The regulatory system the FCC now seeks to abandon was not established in a reckless or ill-conceived manner. The selection of the "information services" classification came from a sober reading of the applicable law that has been upheld by the U.S. Supreme Court. Reclassification is certain to bring about a protracted legal battle that the FCC is unlikely to win. In addition, that battle will create confusion for stakeholders and introduce needless and damaging uncertainty into the market. The Commission is, by its own admission, reacting to its most recent defeat (in the Comcast case) with what amounts to an attempt to change the law under which it operates. This is going too far.

The FCC represents this action as an attempt to find a moderate "Third Way" to regulate Internet services that is neither as loose as the information services defined by Title I of the Communications Act nor as tight as the telephone services defined by Title II. ITIF supports Third Way regulations for the Internet and a revision to the Communications Act that would create a new framework appropriate not just for broadband services, but for Internet-enabled innovations such as VoIP. It has long been evident that Vonage is overburdened by telephone regulations, and competitive services such as Skype are forced to pretend they aren't offering telephone services at all in order to escape the taxes, fees, and other requirements of traditional telephony.

Talking the “Third Way” talk is not the same as walking the walk, however. Whatever the details of a “Third Way,” it cannot be created by the FCC. Putting the Internet in a regulatory straightjacket of Title II and then not enforcing much of it is not the path to a “Third Way.” Only Congress can create a new chapter in the library of communications law. The best the FCC can do to facilitate the exercise is propose a framework. That is the only way new law can be created for a system as novel and innovative as the Internet. ITIF appreciates the FCC's use of the “Third Way” concept we have embraced. However, “third way” is not simply an elegant and highly-nuanced phrase. Rather, the light-touch Third Way is meant to be a serious effort to craft new law appropriate to the needs of innovators and users of new technologies.

In addition, the FCC argues that the Internet is in imminent danger of multiple theoretical harms without "reclassification." The facts suggest otherwise. The FCC's action in the Comcast case was gratuitous since Comcast had already decided to replace the system the FCC didn't like with a new one long before the FCC issued its punishment. One after one, the alleged examples of Internet abuse by ISPs have proved to have been built on hot air or corrected without Commission action. If a serious abuse of consumer trust were to take place in the future, the Federal Trade Commission has authority independent of communications law to take corrective action, and the FCC still has ancillary authority that can be used more judiciously than in the past. Indeed, the DC Circuit gave the FCC guidance in the Comcast order about how this may be done.

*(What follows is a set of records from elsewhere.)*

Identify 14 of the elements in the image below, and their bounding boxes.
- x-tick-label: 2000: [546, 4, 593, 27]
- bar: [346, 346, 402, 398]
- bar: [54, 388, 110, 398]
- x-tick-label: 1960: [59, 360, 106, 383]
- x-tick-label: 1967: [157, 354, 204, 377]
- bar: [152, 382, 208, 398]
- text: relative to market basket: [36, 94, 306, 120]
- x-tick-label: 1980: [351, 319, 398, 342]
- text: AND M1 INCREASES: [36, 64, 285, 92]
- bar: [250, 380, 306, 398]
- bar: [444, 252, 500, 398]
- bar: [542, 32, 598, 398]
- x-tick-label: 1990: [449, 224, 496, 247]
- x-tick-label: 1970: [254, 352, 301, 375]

The Internet has its own self-regulatory systems to protect users from harm and abuse by other players in the ecosystem. Rather than engage in protracted battle over the extension of its regulatory powers, the FCC should direct its limited time and energy to implementing the well-crafted national Broadband plan. This would better serve the public interest. To the extent the FCC feels compelled to address issues such as net neutrality, transparency for consumers, and other related matters, it can and should work with industry and public interest stakeholders to expand cooperative arrangements for co-regulatory systems, including a technical advisory board of experts and other stakeholders advice the FCC.

When the power of Internet stakeholders is combined with that of responsible regulators, a new system of co-regulation will emerge. Given the global nature of the Internet, co-regulation is the only practical and effective way to ensure that the Internet continues to thrive, prosper, and grow.